Despite that previous research, Metz said she was a little surprised by the information from a larger field of data in the new study.
The biggest difference is that the new study dove more into common complications beyond COVID-19, like high blood pressure or postpartum hemorrhaging, compared to previous research. COVID-19's impact on those complications is something that hadn't been linked before. It also found women with moderate or worse COVID-19 symptoms were most likely to deal with more serious pregnancy complications.
"I think what this study adds is even when we look at things that are common in pregnancy ... that the people who have SARS-CoV-2 really are at an increased risk of having those common complications progress to something more, that can be life-threatening or really serious morbidity," Metz said.

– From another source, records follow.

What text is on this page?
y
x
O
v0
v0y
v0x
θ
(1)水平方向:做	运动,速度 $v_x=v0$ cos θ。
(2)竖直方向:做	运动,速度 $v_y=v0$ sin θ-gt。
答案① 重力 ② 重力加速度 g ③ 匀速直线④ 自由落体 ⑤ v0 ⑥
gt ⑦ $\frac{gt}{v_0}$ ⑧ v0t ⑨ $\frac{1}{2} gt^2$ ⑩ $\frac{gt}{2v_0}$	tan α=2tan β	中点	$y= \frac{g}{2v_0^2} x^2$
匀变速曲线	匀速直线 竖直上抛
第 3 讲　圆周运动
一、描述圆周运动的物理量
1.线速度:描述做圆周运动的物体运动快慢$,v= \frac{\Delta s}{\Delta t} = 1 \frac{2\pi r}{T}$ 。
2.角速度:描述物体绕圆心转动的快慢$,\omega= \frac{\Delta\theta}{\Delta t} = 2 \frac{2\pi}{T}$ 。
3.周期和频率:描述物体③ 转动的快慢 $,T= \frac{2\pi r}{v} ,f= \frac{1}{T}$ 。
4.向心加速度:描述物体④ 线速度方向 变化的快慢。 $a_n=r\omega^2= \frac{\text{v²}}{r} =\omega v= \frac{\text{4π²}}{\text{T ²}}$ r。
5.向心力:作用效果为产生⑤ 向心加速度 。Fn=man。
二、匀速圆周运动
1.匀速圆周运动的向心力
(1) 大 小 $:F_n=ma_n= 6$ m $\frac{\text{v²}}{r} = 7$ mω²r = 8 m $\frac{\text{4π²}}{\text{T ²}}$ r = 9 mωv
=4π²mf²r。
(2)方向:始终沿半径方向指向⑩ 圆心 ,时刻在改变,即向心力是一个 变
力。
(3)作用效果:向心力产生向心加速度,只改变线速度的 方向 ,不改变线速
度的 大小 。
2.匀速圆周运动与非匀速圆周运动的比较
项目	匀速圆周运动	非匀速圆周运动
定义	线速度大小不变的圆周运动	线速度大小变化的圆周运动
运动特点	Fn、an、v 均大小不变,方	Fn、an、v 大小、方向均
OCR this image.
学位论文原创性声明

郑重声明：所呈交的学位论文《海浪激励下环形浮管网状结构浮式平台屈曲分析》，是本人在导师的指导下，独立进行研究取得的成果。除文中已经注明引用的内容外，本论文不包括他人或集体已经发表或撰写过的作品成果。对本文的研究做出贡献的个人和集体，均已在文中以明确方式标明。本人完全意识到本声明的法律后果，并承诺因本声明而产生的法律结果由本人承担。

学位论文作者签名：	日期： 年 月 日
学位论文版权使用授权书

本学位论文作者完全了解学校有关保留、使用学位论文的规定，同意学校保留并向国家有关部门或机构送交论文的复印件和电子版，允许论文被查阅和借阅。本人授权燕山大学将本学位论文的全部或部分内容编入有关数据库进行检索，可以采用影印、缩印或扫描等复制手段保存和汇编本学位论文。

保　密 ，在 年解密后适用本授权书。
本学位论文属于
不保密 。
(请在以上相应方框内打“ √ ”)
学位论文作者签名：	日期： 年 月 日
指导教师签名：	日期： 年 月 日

It's still unclear exactly why SARS-CoV-2 has this effect on pregnant women. The study lists the timing of infections as one of its limitations. About 80% of the infections occurred during the third trimester among the pregnant women studied, which researchers said made it difficult to evaluate the effects the virus has in early pregnancy.
They have some theories. The coronavirus can impact the placenta, which causes "downstream consequences" or it's possible that there's a delay in pregnant women seeking medical help after getting infected, Metz said.
She says future studies could look to find that exact link. Future studies can also dive more into long-term health effects, vaccination status and pregnancy outcomes, as well as any changes based on SARS-CoV-2 variants.
In the meantime, she contends that the results continue to show pregnant women should receive care to ensure they don't develop mild or serious COVID-19 cases. It's why she recommends pregnant women seek medications medically proven to reduce the severity of a COVID-19 infection.
The Utah Department of Health amended its COVID-19 hospitalization risk assessment last month, which dropped pregnancy as an automatic hospitalization qualifier after it was determined to not be among the highest risks. It's not known if the study published Monday will change that position in any way.
Metz also recommends that pregnant women get a COVID-19 vaccine to help avoid mild or serious infections.
"I think this is more evidence to support that we really do want pregnant patients to get vaccinated," she said, "(and) we really do want pregnant patients to get treatments to prevent progression to higher disease severity."